We become obsessed with what we aren’t doing for our children that we
should be doing. What are we
missing? What more is there? We obsess and we discuss and we plan. We center our calendars, our schedules, our
lives around our children’s activities and we think we are doing the right
thing. At the end of the day, though, I
think we are wrong. I think when we send
the message to our children that their activities are worthy of centering our
lives around, we elevate those activities to an importance that they should
never have. We tell our children,
without any words, that their achievements hold more value than the substance of
their character. We place expectations
on our children that they can never live up to and we leave them feeling incompetent,
unworthy, and less than. And when they
don’t make the team, they don’t get the part, they don’t win the competition,
they don’t get an A, they believe they have failed. But really, it is we who have failed. We have failed to do the one job that really
should not be negotiable for any parent.
The job of raising our children to BE who God intended them to be.

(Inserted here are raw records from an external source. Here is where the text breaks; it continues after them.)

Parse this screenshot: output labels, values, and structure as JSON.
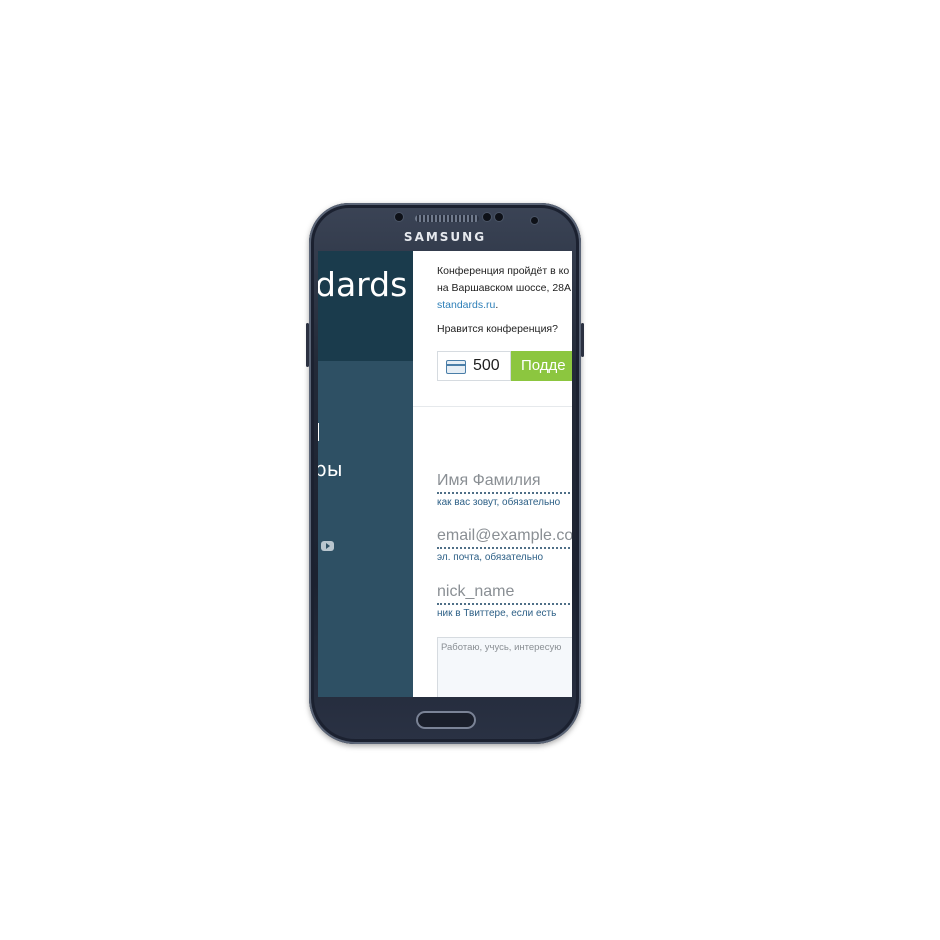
{
  "device": {
    "brand": "SAMSUNG"
  },
  "sidebar": {
    "logo_text": "dards",
    "nav_item_text": "ры"
  },
  "content": {
    "info_line1": "Конференция пройдёт в ко",
    "info_line2": "на Варшавском шоссе, 28А",
    "info_link": "standards.ru",
    "info_after_link": ".",
    "like_question": "Нравится конференция?",
    "donate_amount": "500",
    "support_button": "Подде"
  },
  "form": {
    "name": {
      "value": "Имя Фамилия",
      "hint": "как вас зовут, обязательно"
    },
    "email": {
      "value": "email@example.co",
      "hint": "эл. почта, обязательно"
    },
    "twitter": {
      "value": "nick_name",
      "hint": "ник в Твиттере, если есть"
    },
    "about": {
      "placeholder": "Работаю, учусь, интересую"
    }
  },
  "colors": {
    "sidebar_dark": "#1a3b4c",
    "sidebar": "#2e5064",
    "accent_green": "#8cc63f",
    "link": "#2d7fb8"
  }
}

The job of teaching our children that their
value, their worth comes from the work they do to grow God’s kingdom. The job of teaching our children that being
given something you do not deserve simply because your parents travel in the
right social circles or because it has been purchased for you through the right
camp attendance or the private coach sessions does not make you a better
person. But standing up for what you
know is right, standing up for those who cannot stand up for themselves, and
being a shining light for Christ does.
That, my friends, is what we need to do…we need to BE that for our children. Stand up for ourselves, stand up for our
children, and BE a shining light for Christ as we make choices for our families
and choices for our children that do not succumb to the pressures of this
world, but that are driven by the direction of the One who knows what we really
need. It won’t be easy. It won’t be something we can accomplish
overnight, but I believe we can do it.
One family at a time, we can jump off the treadmill. We can take back our lives. And we can let our children know that being a
winner does not matter. Because it doesn’t. But being a leader, a beacon, a light…that is
everything. In our house, we have
worked hard to teach our children that the content of their character is what
matters to us most, but we have fallen into many traps of over-scheduling and
over-doing, and my prayer today is that those traps we have fallen into have
not, and will not, overpower the message we have tried to send. We believe in the worth of each of our
children as a child of God above all else, and we need to work to mold our
actions, our calendars, our priorities to match that belief. Because at the end of the day, I have always
said, and I truly believe, I am not raising Olympic athletes or Rhodes
scholars. I am raising human beings. And if I do nothing else right in this world,
I want to raise human beings who see ALL others as human beings worthy of
love, respect, and honor. That is all.